As well as finding ‘the right atmosphere’, they also found some pretty special collaborators. The inimitable Matthew Herbert appears on the album opener, ‘The Line’, providing unusually soaring vocals. There are echoes of The Beta Band.

“Matthew Herbert was my first access to house music,” says Frank. “My kind of house music.” Veteran Berlin scenester and musician Gudrun Gut pitches up on the angular, abrasive workout ‘Gerne’ and DFA alum Planningtorock drops in an unexpected auto-tune performance on the melodic, almost-pop of ‘Blind Eye’. Meanwhile, the joyous ‘No War’ features a lush Weather Report sample, and is dedicated to Frank’s mother Elke, who used to run a famous jazz club in his hometown, and knew the band’s revered frontman Joe Zawinul. It’s a most fitting tribute.

They also hooked up with the legendary Hans-Joachim Roedelius of the seminal krautrock outfits Cluster and Harmonia (the latter his supergroup with Michael Rother from Neu! and Brian Eno) for ‘Deadlocked’.

“Peter Kruder, a friend of mine, knew him, and said he was a super lovely dude. I mean, what do you expect from an 83-year-old guy coming to your studio, and he’s one of your musical heroes? I didn’t quite know what to expect. He could be a diva or dropping names all the time, but there was none of that. He came in and there was not one moment that was not great. It was heart-warming. He’s just a really lovely guy who feels the need to make music every day.”

‘Dream House’ is a gleamingly produced, accomplished and cohesive album, and pleasingly, features little of what you might expect from an Âme ‘club’ production. It’s only ‘Queen Of Toys’, a churning, throbbing, guttural workout, that has the whiff of the nachtclub about it.

As Kristian is most comfortable in the DJ booth, Frank is in his element in the pair’s stunning studio. Over at the immaculate facility, only recently completed, he’ll pull at a drawer, and out slides a vintage Korg Polysix or a Moog or a Linn Drum, plugged and ready to play. He pulls out strange and unusual boxes with baffling knobs and dials with the enthusiasm of a kid on Christmas morning.

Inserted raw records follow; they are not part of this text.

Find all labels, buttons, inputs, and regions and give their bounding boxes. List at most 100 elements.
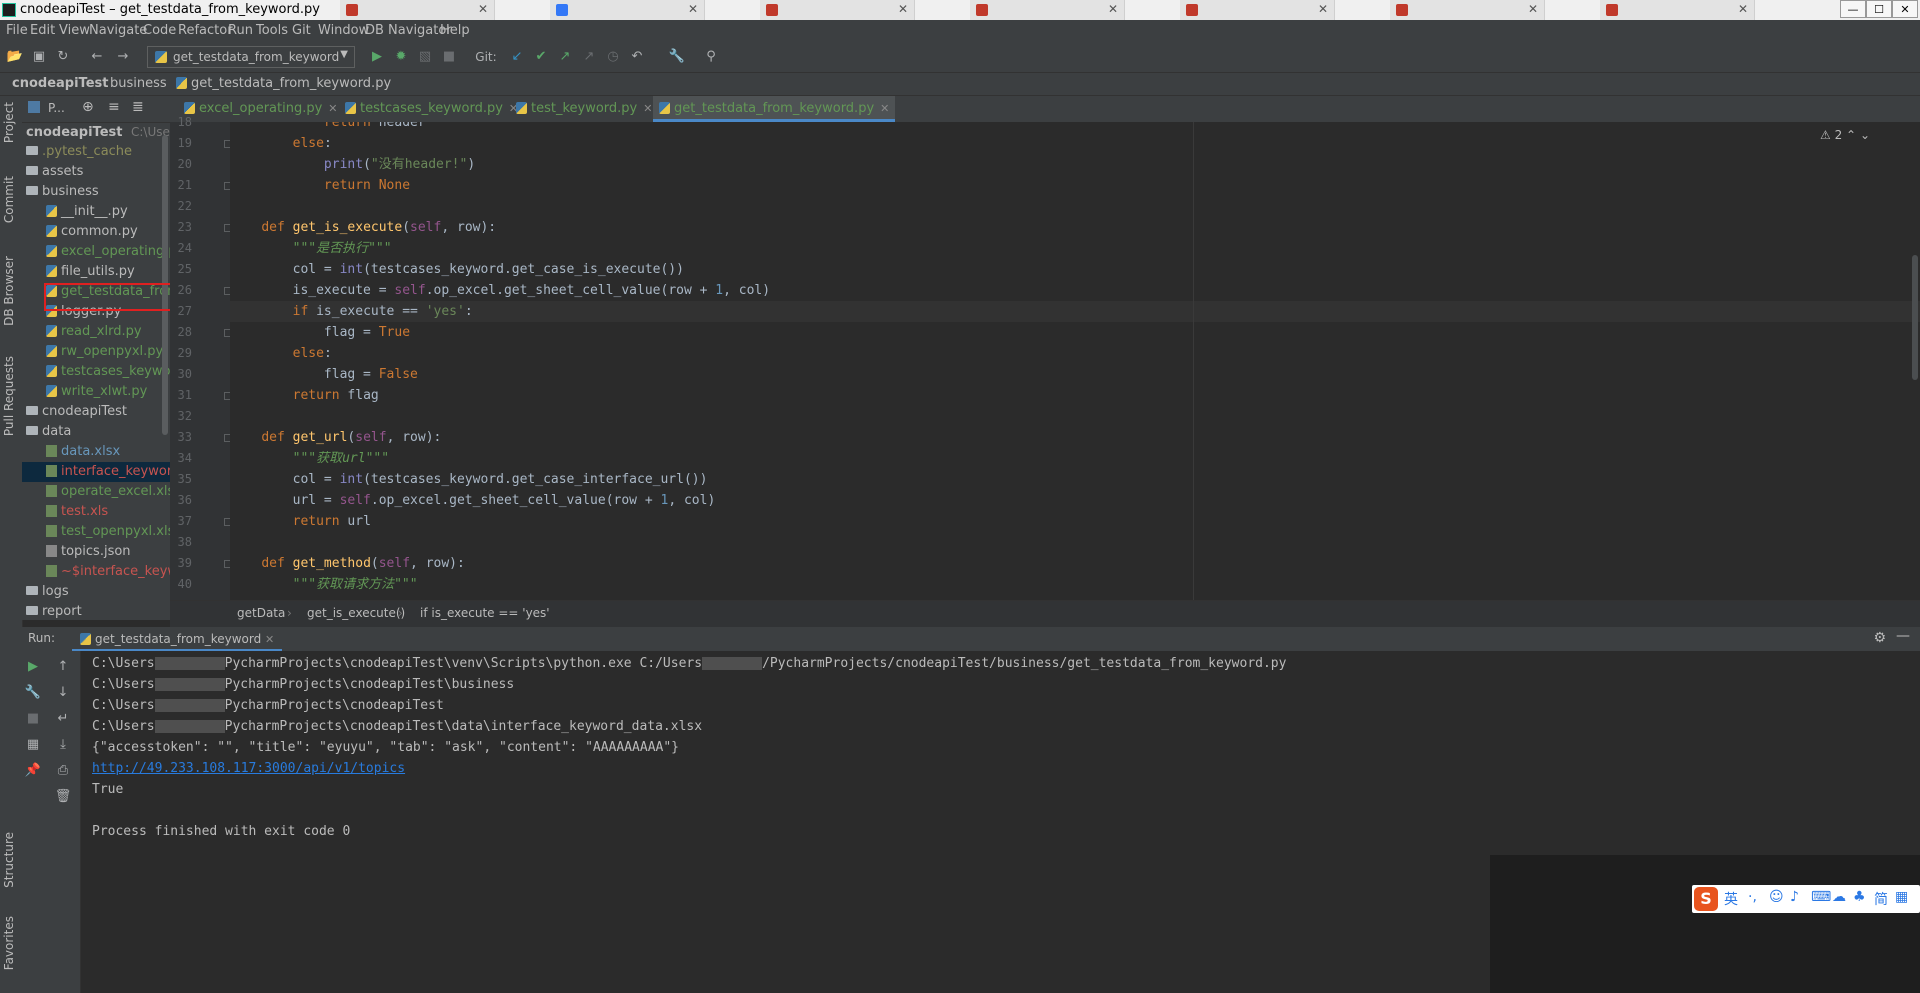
rerun-icon[interactable]: ▶ <box>22 659 44 674</box>
menu-view[interactable]: View <box>59 23 90 38</box>
tree-file[interactable]: test_openpyxl.xlsx <box>22 522 170 542</box>
console-link[interactable]: http://49.233.108.117:3000/api/v1/topics <box>92 761 405 776</box>
trash-icon[interactable]: 🗑 <box>52 789 74 804</box>
search-icon[interactable]: ⚲ <box>702 48 720 66</box>
minimize-panel-icon[interactable]: — <box>1896 628 1910 644</box>
browser-tab[interactable]: ✕ <box>340 0 495 20</box>
chevron-up-icon[interactable]: ⌃ <box>1846 128 1856 142</box>
scroll-to-end-icon[interactable]: ⤓ <box>52 737 74 752</box>
breadcrumb-folder[interactable]: business <box>110 76 167 91</box>
close-icon[interactable]: ✕ <box>478 2 488 16</box>
close-icon[interactable]: ✕ <box>1318 2 1328 16</box>
git-commit-icon[interactable]: ✔ <box>532 48 550 66</box>
close-icon[interactable]: ✕ <box>898 2 908 16</box>
print-icon[interactable]: ⎙ <box>52 763 74 778</box>
tree-file[interactable]: testcases_keyword.py <box>22 362 170 382</box>
ime-tool-icon[interactable]: ▦ <box>1895 889 1908 905</box>
maximize-button[interactable]: ☐ <box>1866 0 1892 18</box>
git-rollback-icon[interactable]: ↶ <box>628 48 646 66</box>
inspection-warnings[interactable]: ⚠ 2 ⌃ ⌄ <box>1820 128 1870 142</box>
code-editor[interactable]: return header else: print("没有header!") r… <box>230 122 1920 600</box>
tree-file[interactable]: test.xls <box>22 502 170 522</box>
run-tab[interactable]: get_testdata_from_keyword ✕ <box>72 627 283 651</box>
breadcrumb-class[interactable]: getData <box>237 606 285 620</box>
collapse-all-icon[interactable]: ≡ <box>108 99 120 115</box>
tree-file[interactable]: read_xlrd.py <box>22 322 170 342</box>
gear-icon[interactable]: ⚙ <box>1873 630 1886 646</box>
run-configuration-select[interactable]: get_testdata_from_keyword ▼ <box>147 46 355 68</box>
tool-tab-structure[interactable]: Structure <box>2 832 16 888</box>
stop-icon[interactable]: ■ <box>440 48 458 66</box>
close-icon[interactable]: ✕ <box>1108 2 1118 16</box>
debug-icon[interactable]: ✹ <box>392 48 410 66</box>
ime-toolbar[interactable]: S 英 ·, ☺ ♪ ⌨ ☁ ♣ 简 ▦ <box>1692 885 1920 913</box>
close-icon[interactable]: ✕ <box>265 633 274 646</box>
scroll-up-icon[interactable]: ↑ <box>52 659 74 674</box>
chevron-down-icon[interactable]: ⌄ <box>1860 128 1870 142</box>
browser-tab[interactable]: ✕ <box>760 0 915 20</box>
editor-tab[interactable]: test_keyword.py ✕ <box>510 96 658 122</box>
close-icon[interactable]: ✕ <box>328 102 337 115</box>
close-button[interactable]: ✕ <box>1892 0 1918 18</box>
expand-all-icon[interactable]: ≣ <box>132 99 144 115</box>
close-icon[interactable]: ✕ <box>688 2 698 16</box>
tree-file[interactable]: file_utils.py <box>22 262 170 282</box>
browser-tab[interactable]: ✕ <box>970 0 1125 20</box>
menu-navigate[interactable]: Navigate <box>89 23 147 38</box>
editor-tab[interactable]: excel_operating.py ✕ <box>178 96 344 122</box>
tree-folder[interactable]: report <box>22 602 170 620</box>
tree-folder[interactable]: logs <box>22 582 170 602</box>
tree-file[interactable]: operate_excel.xlsx <box>22 482 170 502</box>
tree-folder[interactable]: business <box>22 182 170 202</box>
tree-file[interactable]: ~$interface_keyword_data.xlsx <box>22 562 170 582</box>
stop-icon[interactable]: ■ <box>22 711 44 726</box>
tool-tab-project[interactable]: Project <box>2 102 16 143</box>
ime-tool-icon[interactable]: ♪ <box>1790 889 1799 905</box>
browser-tab[interactable]: ✕ <box>550 0 705 20</box>
locate-file-icon[interactable]: ⊕ <box>82 99 94 115</box>
ime-tool-icon[interactable]: ☺ <box>1769 889 1784 905</box>
menu-edit[interactable]: Edit <box>30 23 55 38</box>
tree-folder[interactable]: .pytest_cache <box>22 142 170 162</box>
project-view-select[interactable]: P... <box>48 101 65 115</box>
menu-help[interactable]: Help <box>440 23 470 38</box>
run-icon[interactable]: ▶ <box>368 48 386 66</box>
menu-code[interactable]: Code <box>143 23 176 38</box>
menu-file[interactable]: File <box>6 23 28 38</box>
editor-tab[interactable]: testcases_keyword.py ✕ <box>339 96 524 122</box>
tree-file[interactable]: common.py <box>22 222 170 242</box>
menu-db-navigator[interactable]: DB Navigator <box>365 23 452 38</box>
tree-file[interactable]: data.xlsx <box>22 442 170 462</box>
tree-folder[interactable]: cnodeapiTest <box>22 402 170 422</box>
scroll-down-icon[interactable]: ↓ <box>52 685 74 700</box>
browser-tab[interactable]: ✕ <box>1600 0 1755 20</box>
breadcrumb-method[interactable]: get_is_execute() <box>307 606 405 620</box>
menu-run[interactable]: Run <box>228 23 253 38</box>
ime-tool-icon[interactable]: 简 <box>1874 889 1888 909</box>
editor-tab[interactable]: get_testdata_from_keyword.py ✕ <box>653 96 896 122</box>
tree-file[interactable]: rw_openpyxl.py <box>22 342 170 362</box>
layout-icon[interactable]: ▦ <box>22 737 44 752</box>
git-history-icon[interactable]: ◷ <box>604 48 622 66</box>
browser-tab[interactable]: ✕ <box>1390 0 1545 20</box>
git-branch-icon[interactable]: ↗ <box>580 48 598 66</box>
menu-refactor[interactable]: Refactor <box>178 23 233 38</box>
ime-mode-toggle[interactable]: 英 <box>1724 889 1738 909</box>
soft-wrap-icon[interactable]: ↵ <box>52 711 74 726</box>
git-update-icon[interactable]: ↙ <box>508 48 526 66</box>
git-push-icon[interactable]: ↗ <box>556 48 574 66</box>
close-icon[interactable]: ✕ <box>643 102 652 115</box>
pin-tab-icon[interactable]: 📌 <box>22 763 44 778</box>
menu-window[interactable]: Window <box>318 23 369 38</box>
back-icon[interactable]: ← <box>88 48 106 66</box>
breadcrumb-statement[interactable]: if is_execute == 'yes' <box>420 606 550 620</box>
forward-icon[interactable]: → <box>114 48 132 66</box>
editor-scrollbar[interactable] <box>1912 255 1918 380</box>
save-all-icon[interactable]: ▣ <box>30 48 48 66</box>
project-root[interactable]: cnodeapiTest C:\Users\ <box>22 122 170 142</box>
ime-tool-icon[interactable]: ♣ <box>1853 889 1866 905</box>
tree-file[interactable]: interface_keyword_data.xlsx <box>22 462 170 482</box>
tool-tab-commit[interactable]: Commit <box>2 176 16 223</box>
tool-tab-db-browser[interactable]: DB Browser <box>2 256 16 326</box>
ime-tool-icon[interactable]: ⌨ <box>1811 889 1831 905</box>
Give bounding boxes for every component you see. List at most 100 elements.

But like the scene at the end of Indiana Jones And The Last Crusade, it’s the least assuming keyboard in the room which has had the biggest bearing on Âme’s sound, a tatty, distinctly unfashionable Yamaha combi-organ that can be picked up for dozens of Euros, rather than thousands. He got a similar one for free from his dentist.

“I don’t want to get too much into the technology,” says Kristian, bluntly. “I would then have the same problems as Frank, maybe. Getting lost in the detail. You don’t see the big picture anymore.”

“I learn so much from him. Did you capture that moment?” replies Frank. Adds Kristian: “We can put it on a t-shirt.”